Dense embeddings capture semantic similarity but can miss exact keyword matches (e.g., product codes, rare names, medical terms). BM25 (a TF-IDF variant) excels at exact lexical matching. Hybrid retrieval scores = α × BM25 + (1-α) × dense consistently outperforms either alone on BEIR benchmark. - What is the Kneser-Ney continuation probability and why does it outperform Laplace?
PKN(w) = |{v : C(v,w) > 0}| / |{(u,v) : C(u,v) > 0}| — the fraction of unique bigrams w completes. "Francisco" appears often but only after "San", so it gets low continuation probability and won't be predicted in novel contexts. Laplace gives it high probability just because C("Francisco") is large. - What problem does the IBM translation model alignment table solve, and how does it relate to transformer attention?
IBM Model 1 learns t(f|e) — the probability that source word e generated target word f — via EM on parallel corpora. This is a soft alignment: each target word attends to all source words with learnable weights. Bahdanau attention (2015) replaced EM with gradient descent over the same alignment intuition. Transformer cross-attention generalises this to multi-head, scaled dot-product form. - Compare PPL of 18 vs PPL of 50,257 — what does each mean intuitively?

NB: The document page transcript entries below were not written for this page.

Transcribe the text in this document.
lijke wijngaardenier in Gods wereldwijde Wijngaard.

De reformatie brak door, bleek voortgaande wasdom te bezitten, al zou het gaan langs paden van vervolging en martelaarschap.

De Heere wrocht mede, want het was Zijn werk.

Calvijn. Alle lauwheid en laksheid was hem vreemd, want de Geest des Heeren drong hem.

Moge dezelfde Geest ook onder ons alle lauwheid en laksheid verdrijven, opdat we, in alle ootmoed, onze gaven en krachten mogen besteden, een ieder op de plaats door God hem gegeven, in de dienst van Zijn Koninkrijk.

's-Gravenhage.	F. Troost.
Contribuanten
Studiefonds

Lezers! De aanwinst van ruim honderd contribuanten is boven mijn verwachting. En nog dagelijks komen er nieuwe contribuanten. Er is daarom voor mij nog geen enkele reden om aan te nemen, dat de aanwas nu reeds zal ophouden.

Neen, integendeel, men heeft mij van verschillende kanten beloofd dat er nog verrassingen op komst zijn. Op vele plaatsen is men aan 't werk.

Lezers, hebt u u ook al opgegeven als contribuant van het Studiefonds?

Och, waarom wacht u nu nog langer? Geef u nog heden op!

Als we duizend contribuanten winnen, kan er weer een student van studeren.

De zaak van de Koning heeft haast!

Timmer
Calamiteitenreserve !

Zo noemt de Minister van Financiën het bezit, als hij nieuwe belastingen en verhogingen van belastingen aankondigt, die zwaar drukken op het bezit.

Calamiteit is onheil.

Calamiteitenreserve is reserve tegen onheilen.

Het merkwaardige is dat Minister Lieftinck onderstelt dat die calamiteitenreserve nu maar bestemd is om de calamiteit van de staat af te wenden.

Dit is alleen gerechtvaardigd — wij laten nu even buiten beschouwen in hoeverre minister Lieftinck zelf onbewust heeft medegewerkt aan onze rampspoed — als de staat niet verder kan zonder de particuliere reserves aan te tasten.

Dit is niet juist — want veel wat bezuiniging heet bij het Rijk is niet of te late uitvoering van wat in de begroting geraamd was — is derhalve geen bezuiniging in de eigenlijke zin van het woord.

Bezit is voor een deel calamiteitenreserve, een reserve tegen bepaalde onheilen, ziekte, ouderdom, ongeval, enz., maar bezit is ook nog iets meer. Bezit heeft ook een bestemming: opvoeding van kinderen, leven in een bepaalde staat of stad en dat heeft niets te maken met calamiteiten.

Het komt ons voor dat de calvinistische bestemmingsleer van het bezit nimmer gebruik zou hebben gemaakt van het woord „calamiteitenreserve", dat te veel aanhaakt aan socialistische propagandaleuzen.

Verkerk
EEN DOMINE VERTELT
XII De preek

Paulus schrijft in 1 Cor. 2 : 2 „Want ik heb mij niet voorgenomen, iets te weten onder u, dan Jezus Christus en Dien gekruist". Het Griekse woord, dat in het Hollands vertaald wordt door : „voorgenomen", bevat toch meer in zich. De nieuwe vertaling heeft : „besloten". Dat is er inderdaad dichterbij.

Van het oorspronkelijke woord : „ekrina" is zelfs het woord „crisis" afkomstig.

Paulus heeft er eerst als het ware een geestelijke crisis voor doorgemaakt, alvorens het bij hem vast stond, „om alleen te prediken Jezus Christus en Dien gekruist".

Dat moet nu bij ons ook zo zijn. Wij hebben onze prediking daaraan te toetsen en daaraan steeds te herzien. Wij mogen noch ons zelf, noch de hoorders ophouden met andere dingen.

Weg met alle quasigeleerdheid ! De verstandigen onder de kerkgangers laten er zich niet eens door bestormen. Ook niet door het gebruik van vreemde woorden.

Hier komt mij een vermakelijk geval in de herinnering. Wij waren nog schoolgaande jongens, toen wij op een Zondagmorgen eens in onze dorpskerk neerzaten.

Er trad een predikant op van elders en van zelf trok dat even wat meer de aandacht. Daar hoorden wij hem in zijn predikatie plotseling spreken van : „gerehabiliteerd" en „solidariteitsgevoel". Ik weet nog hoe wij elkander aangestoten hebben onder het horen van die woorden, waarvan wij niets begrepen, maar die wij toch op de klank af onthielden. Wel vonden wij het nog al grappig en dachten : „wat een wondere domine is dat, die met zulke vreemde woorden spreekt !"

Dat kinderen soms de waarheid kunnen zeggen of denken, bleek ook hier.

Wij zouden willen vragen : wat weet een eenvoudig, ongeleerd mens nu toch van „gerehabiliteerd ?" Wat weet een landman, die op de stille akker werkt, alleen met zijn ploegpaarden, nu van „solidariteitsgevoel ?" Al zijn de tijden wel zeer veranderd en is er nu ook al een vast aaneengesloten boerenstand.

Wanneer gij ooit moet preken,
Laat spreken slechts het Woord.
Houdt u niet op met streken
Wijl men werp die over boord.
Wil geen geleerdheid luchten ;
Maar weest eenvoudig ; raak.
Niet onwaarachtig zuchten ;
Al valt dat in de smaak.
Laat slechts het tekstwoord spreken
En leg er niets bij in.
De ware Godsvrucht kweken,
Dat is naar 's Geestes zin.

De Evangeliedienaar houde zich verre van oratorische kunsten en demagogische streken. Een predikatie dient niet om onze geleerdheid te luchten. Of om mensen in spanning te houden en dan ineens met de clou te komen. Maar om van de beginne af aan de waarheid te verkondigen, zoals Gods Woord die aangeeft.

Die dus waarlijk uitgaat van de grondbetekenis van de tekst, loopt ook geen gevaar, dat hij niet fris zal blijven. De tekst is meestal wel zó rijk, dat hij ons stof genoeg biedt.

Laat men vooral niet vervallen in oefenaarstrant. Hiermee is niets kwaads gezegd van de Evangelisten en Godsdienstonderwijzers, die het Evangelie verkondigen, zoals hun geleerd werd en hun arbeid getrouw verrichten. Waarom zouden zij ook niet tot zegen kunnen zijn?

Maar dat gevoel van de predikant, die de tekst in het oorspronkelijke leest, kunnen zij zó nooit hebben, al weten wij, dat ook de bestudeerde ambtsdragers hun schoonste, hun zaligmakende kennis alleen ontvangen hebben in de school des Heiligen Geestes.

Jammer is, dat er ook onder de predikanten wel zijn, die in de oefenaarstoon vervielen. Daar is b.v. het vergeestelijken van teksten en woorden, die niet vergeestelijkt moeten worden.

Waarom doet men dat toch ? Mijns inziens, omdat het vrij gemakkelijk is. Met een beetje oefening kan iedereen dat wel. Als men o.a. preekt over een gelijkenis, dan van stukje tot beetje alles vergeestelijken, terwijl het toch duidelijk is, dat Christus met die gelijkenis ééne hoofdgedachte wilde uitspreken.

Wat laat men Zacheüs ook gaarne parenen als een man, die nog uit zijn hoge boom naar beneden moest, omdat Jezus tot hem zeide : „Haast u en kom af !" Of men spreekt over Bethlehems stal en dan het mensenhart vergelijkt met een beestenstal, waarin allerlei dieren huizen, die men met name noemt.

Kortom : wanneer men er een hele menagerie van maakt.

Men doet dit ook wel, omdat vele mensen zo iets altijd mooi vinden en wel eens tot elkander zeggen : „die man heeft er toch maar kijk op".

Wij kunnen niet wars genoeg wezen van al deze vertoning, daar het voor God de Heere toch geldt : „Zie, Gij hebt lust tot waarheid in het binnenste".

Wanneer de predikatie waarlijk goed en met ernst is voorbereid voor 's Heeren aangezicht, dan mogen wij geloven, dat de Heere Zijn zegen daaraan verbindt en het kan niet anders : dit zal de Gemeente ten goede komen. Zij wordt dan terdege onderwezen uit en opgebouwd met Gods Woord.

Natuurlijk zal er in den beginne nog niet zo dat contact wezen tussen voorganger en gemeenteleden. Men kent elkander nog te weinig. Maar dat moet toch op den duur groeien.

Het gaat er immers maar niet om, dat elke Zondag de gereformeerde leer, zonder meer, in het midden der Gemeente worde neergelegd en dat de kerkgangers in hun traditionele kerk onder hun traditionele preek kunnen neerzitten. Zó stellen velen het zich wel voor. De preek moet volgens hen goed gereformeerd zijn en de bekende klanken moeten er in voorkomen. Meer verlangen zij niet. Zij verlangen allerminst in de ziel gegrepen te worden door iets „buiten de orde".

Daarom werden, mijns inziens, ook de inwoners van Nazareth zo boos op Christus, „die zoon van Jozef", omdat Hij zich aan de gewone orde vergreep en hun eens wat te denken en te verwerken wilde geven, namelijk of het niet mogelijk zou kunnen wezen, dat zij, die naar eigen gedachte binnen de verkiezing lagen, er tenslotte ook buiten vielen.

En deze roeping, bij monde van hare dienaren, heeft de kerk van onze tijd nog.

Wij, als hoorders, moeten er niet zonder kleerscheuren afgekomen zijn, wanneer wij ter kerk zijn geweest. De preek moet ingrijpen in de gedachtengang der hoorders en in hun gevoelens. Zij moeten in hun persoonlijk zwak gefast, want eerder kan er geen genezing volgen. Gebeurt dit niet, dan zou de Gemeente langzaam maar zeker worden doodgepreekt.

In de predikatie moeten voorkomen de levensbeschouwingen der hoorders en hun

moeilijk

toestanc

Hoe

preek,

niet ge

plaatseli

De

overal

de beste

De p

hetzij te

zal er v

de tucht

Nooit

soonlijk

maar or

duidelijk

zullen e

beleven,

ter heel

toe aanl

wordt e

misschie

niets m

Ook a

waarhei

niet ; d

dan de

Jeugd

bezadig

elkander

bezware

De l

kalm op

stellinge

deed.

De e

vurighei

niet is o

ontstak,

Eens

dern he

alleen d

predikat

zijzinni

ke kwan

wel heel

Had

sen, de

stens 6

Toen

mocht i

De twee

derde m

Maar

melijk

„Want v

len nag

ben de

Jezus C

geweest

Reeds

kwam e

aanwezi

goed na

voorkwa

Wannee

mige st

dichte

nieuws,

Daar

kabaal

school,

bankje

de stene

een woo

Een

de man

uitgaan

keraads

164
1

PPL = 50,257 ≈ uniform over the full vocab; the model has learned nothing. PPL = 18 means the model's average per-token distribution is as concentrated as a uniform distribution over only 18 tokens — it is usually right about the top few candidates. GPT-2 1.5B reaches PPL ≈ 18 on Penn Treebank; GPT-4-class models reach <5.